For the past several months I’ve been on a full-time job hunt. It’s seemingly what you have to do to have any chance of getting a decent job in the modern economy, economic recovery be damned. I spend about 6-7 hours a day looking through want ads to find jobs that suit me and sending out resumes and cover letters to the handful I find. Somewhere along the way, I came to realize that this process is exactly like trying to find someone to date.
It’s all about looks. With each job, so I’ve been told, you should be tweaking your resume and writing a tailored cover letter to show an employer that you’re the employee of their dreams. This isn’t wholly unlike the way people try to put their best foot forward when meeting someone they’re interested in.

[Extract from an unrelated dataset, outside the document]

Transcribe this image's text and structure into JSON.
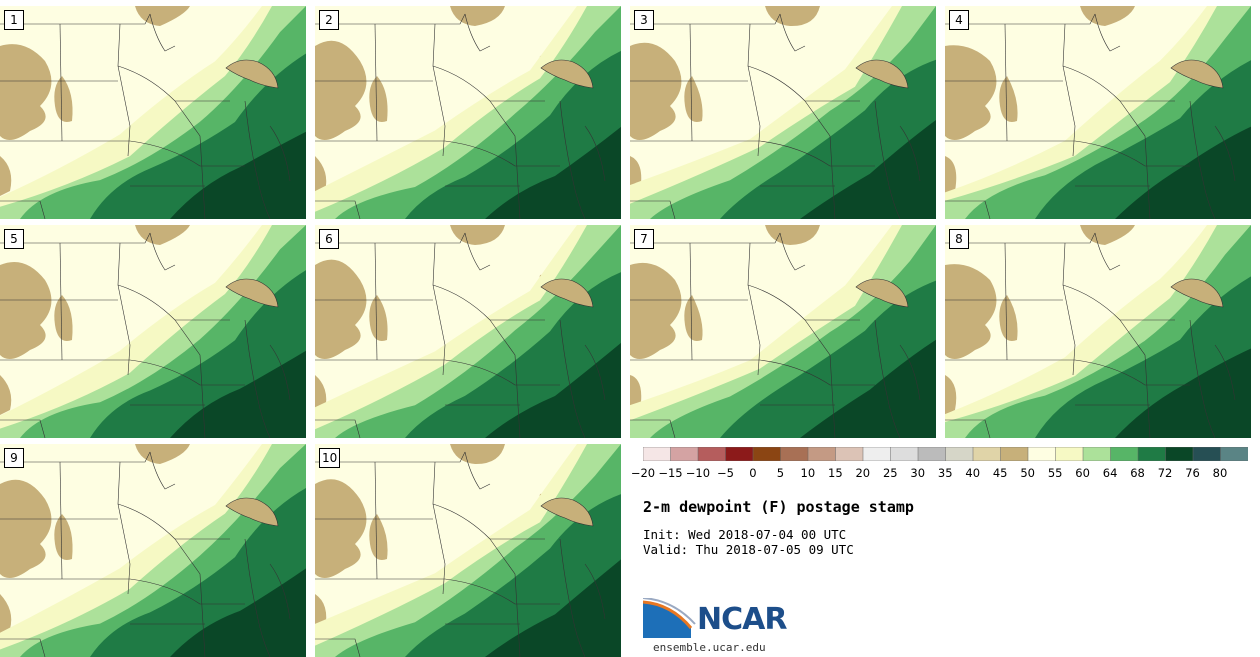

That said, a lot of people take this one step further and change who they are, pretend to be someone they’re not or outright lie to try to get a person or job they’re interested in. The only difference is that if you’re able to get a job by doing this, you’ll lose it once they realize you’re full of crap. With dating, however, most people accept that they wont get to really know who the other person is until a few months in.

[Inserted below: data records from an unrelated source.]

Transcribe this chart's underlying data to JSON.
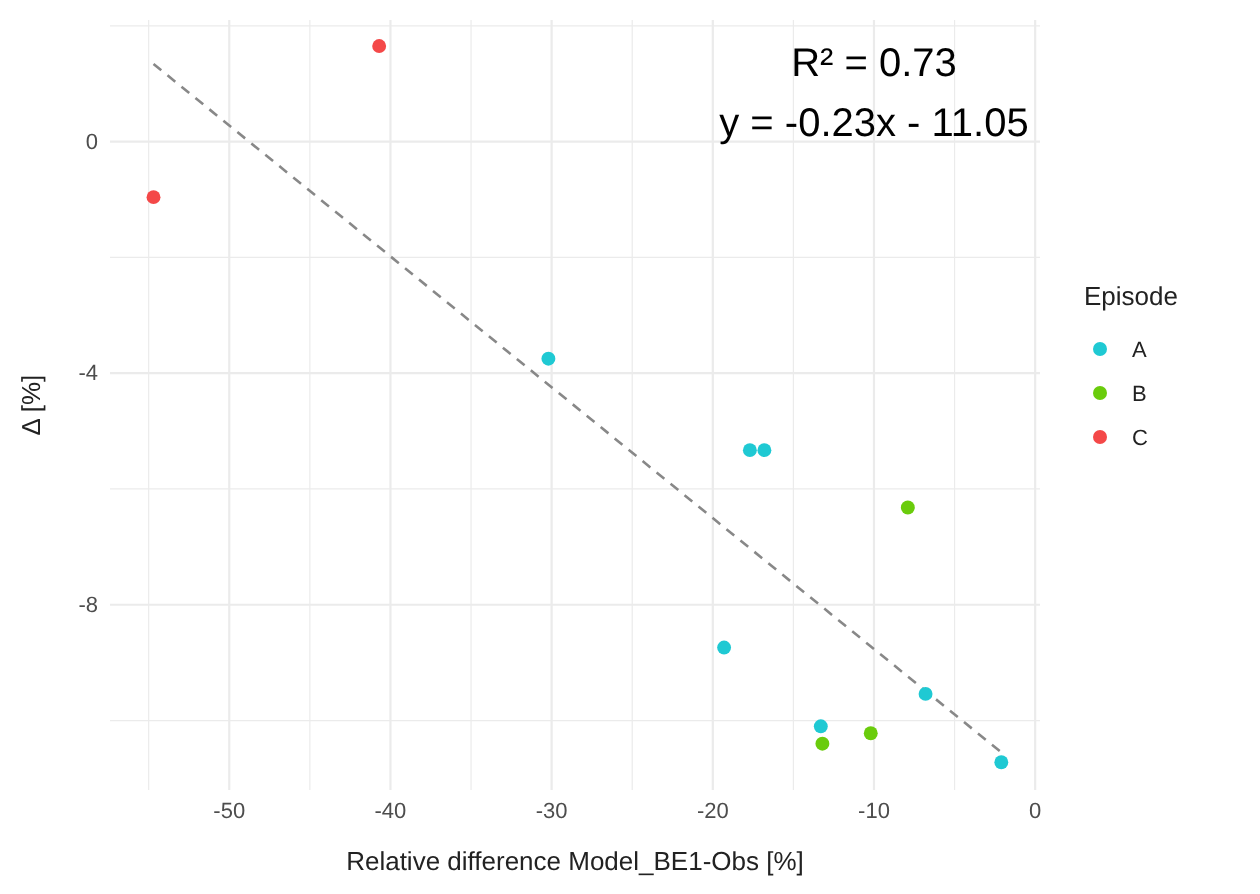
{
  "chart_data": {
    "type": "scatter",
    "xlabel": "Relative difference Model_BE1-Obs [%]",
    "ylabel": "Δ [%]",
    "legend_title": "Episode",
    "legend": "right",
    "grid": true,
    "marker": "circle",
    "xlim": [
      -57.4,
      0.3
    ],
    "ylim": [
      -11.2,
      2.1
    ],
    "xticks": [
      {
        "value": -55,
        "label": null
      },
      -50,
      {
        "value": -45,
        "label": null
      },
      -40,
      {
        "value": -35,
        "label": null
      },
      -30,
      {
        "value": -25,
        "label": null
      },
      -20,
      {
        "value": -15,
        "label": null
      },
      -10,
      {
        "value": -5,
        "label": null
      },
      0
    ],
    "yticks": [
      {
        "value": -10,
        "label": null
      },
      -8,
      {
        "value": -6,
        "label": null
      },
      -4,
      {
        "value": -2,
        "label": null
      },
      0,
      {
        "value": 2,
        "label": null
      }
    ],
    "annotations": [
      "R² = 0.73",
      "y = -0.23x - 11.05"
    ],
    "series": [
      {
        "type": "line",
        "color": "#888888",
        "line_style": "dashed",
        "marker": "none",
        "x": [
          -54.7,
          -2.1
        ],
        "values": [
          1.34,
          -10.55
        ]
      },
      {
        "name": "A",
        "color": "#1fc9d3",
        "x": [
          -30.2,
          -17.7,
          -16.8,
          -19.3,
          -13.3,
          -6.8,
          -2.1
        ],
        "values": [
          -3.75,
          -5.33,
          -5.33,
          -8.74,
          -10.1,
          -9.54,
          -10.72
        ]
      },
      {
        "name": "B",
        "color": "#6acc0c",
        "x": [
          -7.9,
          -13.2,
          -10.2
        ],
        "values": [
          -6.32,
          -10.4,
          -10.22
        ]
      },
      {
        "name": "C",
        "color": "#f44848",
        "x": [
          -54.7,
          -40.7
        ],
        "values": [
          -0.96,
          1.65
        ]
      }
    ]
  }
}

Why you’re on the market really matters. When it comes to me and this job search, I can say that I ‘broke up’ with my last job, which is better than getting ‘dumped,’ just in terms of mindset. But at the end of the day, and just like with dating, it still leaves you in the same place: on the market and looking for something new.
The longer you’re on the market the more you start to think about your ex. Sure, you might have left your last job on your own terms, but the longer you go without finding another job the more you’ll start to second guess why you left it in the first place. And just like with being single, you have to actively remind yourself that you left for a good reason and that any fond memories are the predictable rose-colored distortions that come with looking back. If you’re last job dumped you, you’ll start to wonder what you could have done differently.
You have to fight the urge to settle. Whether in the world of dating or employment, the longer you’re on the market the more pressure you start to put on yourself to just take whatever comes your way. But you have to fight that feeling. Sure you could head down the street and pick up a shift at KFC tomorrow, but in the long run you’d be as happy with that decision as you’d be if you started dating an 18 year old with a face tattoo.
Everybody with a job, just like everyone in a relationship, will have an endless amount of advice for you. Don’t get me wrong, good advice can be a great thing. But an endless stream of contradictory advice can drive you crazy. “Getting a good job is all about the cover letter.” “I do the hiring for my company, and I don’t read cover letters.”
Just like with a promising relationship, when a job prospect starts to look real, you’ll freak out a little. Sure, you really want a job. It’s all you’ve been thinking about. But once a job starts to show some interest in you and you have to think about it as more than just a hypothetical, you’ll start to ask yourself if this is really the right job for you.
Some employers, just like some singles, make you jump through way too many hoops. You know what I love? I love when you spend countless hours getting the formatting on your resume just right only to apply for a job where they want you to fill in an online form. Have they never heard of letting people attach a file? The jobs that make you do this are usually the same ones that want to know the address of every school you’ve attended going back to high school. This is like trying to get a date with a person who never has time, but never completely blows you off. They have no problem taking up your time texting with you, but never has time to meet up. Stop wasting my time. You’re not worth the effort!
You’ll lose all interest in flirting and want to cut straight to the chase. Sometimes reading a job description can be just like meeting someone awesome at a bar. Everything starts out great. You have a ton in common. You care about the same things and have the same priorities in life. But then the conversation ends just like that because it turns out that they’re only interested in people who can speak Mandarin. Be it a job or a love interest, you’ll be left wondering why, if they had such a specific fetish, didn’t they lead off with that and save you the time?
Sometimes you’ll feel jealous of people who have what you want. If you’ve been single, there’s no doubt there’s been times when you’ve seen a happy-looking couple holding hands and wished you were doing the same. Well, the same goes when you hear your friends talk about work. But it’s easy enough to snap yourself out of those jealous feelings when you remember that most of them hate their jobs (and their relationships), but are just too scared to leave it for the unknown.
Your friends are your best bet at happiness. I don’t know what the stats are on successful relationships starting from friends matchmaking, but I know I’ve always enjoyed meeting a girl that way. I also know that about 75% of jobs in this country are given out on the basis of personal connections and recommendations. In other words, if any of my friends are reading this, set me up on a date and an interview. Please!